# Spell Correctors¶

This package supports the use of spell correctors, because typos are very common in relatively short text data.

There are two types of spell correctors provided: the one described by Peter Norvig (using n-grams Bayesian method), and another by Keisuke Sakaguchi and his colleagues (using semi-character level recurrent neural network).

>>> import shorttext


We use the Norvig’s training corpus as an example. To load it, in Python 2.7, enter

>>> from urllib2 import urlopen


Or in Python 3.5 and 3.6,

>>> from urllib.request import urlopen


The developer just has to instantiate the spell corrector, and then train it with a corpus to get a correction model. Then one can use it for correction.

## Norvig¶

Peter Norvig described a spell corrector based on Bayesian approach and edit distance. You can refer to his blog for more information.

>>> norvig_corrector = shorttext.spell.NorvigSpellCorrector()
>>> norvig_corrector.train(text)
>>> norvig_corrector.correct('oranhe')   # gives "orange"

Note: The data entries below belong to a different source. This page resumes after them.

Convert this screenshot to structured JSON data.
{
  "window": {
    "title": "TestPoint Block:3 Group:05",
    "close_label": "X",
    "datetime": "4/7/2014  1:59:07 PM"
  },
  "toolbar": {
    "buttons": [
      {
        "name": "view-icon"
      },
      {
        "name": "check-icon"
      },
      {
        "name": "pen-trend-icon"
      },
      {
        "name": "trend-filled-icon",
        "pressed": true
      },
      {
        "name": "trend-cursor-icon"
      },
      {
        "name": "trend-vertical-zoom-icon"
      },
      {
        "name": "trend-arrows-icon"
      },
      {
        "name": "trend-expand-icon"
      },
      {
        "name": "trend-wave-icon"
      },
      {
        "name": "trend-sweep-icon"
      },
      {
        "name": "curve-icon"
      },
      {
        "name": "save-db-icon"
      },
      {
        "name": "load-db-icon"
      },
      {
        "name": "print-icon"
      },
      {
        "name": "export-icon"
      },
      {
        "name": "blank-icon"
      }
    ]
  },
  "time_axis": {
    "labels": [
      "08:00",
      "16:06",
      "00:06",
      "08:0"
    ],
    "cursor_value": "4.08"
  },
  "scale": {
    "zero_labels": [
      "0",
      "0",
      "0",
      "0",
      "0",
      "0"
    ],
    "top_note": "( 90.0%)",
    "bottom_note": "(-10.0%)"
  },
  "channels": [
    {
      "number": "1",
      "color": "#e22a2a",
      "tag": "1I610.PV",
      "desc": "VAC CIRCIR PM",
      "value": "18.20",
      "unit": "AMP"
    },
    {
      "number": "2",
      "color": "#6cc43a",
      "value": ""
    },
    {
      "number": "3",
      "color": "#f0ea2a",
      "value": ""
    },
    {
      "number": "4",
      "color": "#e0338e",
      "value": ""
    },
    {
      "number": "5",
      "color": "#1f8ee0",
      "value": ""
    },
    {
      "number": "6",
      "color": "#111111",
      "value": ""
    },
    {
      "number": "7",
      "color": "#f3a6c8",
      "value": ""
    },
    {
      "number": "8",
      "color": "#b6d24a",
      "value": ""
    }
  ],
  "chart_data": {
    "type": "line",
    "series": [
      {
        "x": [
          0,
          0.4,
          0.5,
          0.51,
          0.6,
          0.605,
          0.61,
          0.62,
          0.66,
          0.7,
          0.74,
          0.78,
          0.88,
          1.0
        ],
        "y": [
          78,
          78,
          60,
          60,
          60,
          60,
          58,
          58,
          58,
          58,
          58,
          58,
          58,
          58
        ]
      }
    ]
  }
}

## Sakaguchi (SCRNN - semi-character recurrent neural network)¶

Keisuke Sakaguchi and his colleagues developed this spell corrector with the insight that most of the typos happen in between the spellings. They developed a recurrent neural network that trains possible change within the spellings. There are six modes:

• JUMBLE-WHOLE
• JUMBLE-BEG
• JUMBLE-END
• JUMBLE-INT
• NOISE-INSERT
• NOISE-DELETE
• NOISE-REPLACE

The original intent of their work was not to invent a new spell corrector but to study the “Cmabrigde Uinervtisy” effect, but it is nice to see how it can be implemented as a spell corrector.

>>> scrnn_corrector = shorttext.spell.SCRNNSpellCorrector('JUMBLE-WHOLE')
>>> scrnn_corrector.train(text)
>>> scrnn_corrector.correct('oranhe')   # gives "orange"


We can persist the SCRNN corrector for future use:

>>> scrnn_corrector.save_compact_model('/path/to/spellscrnn.bin')


>>> corrector = shorttext.spell.loadSCRNNSpellCorrector('/path/to/spellscrnn.bin')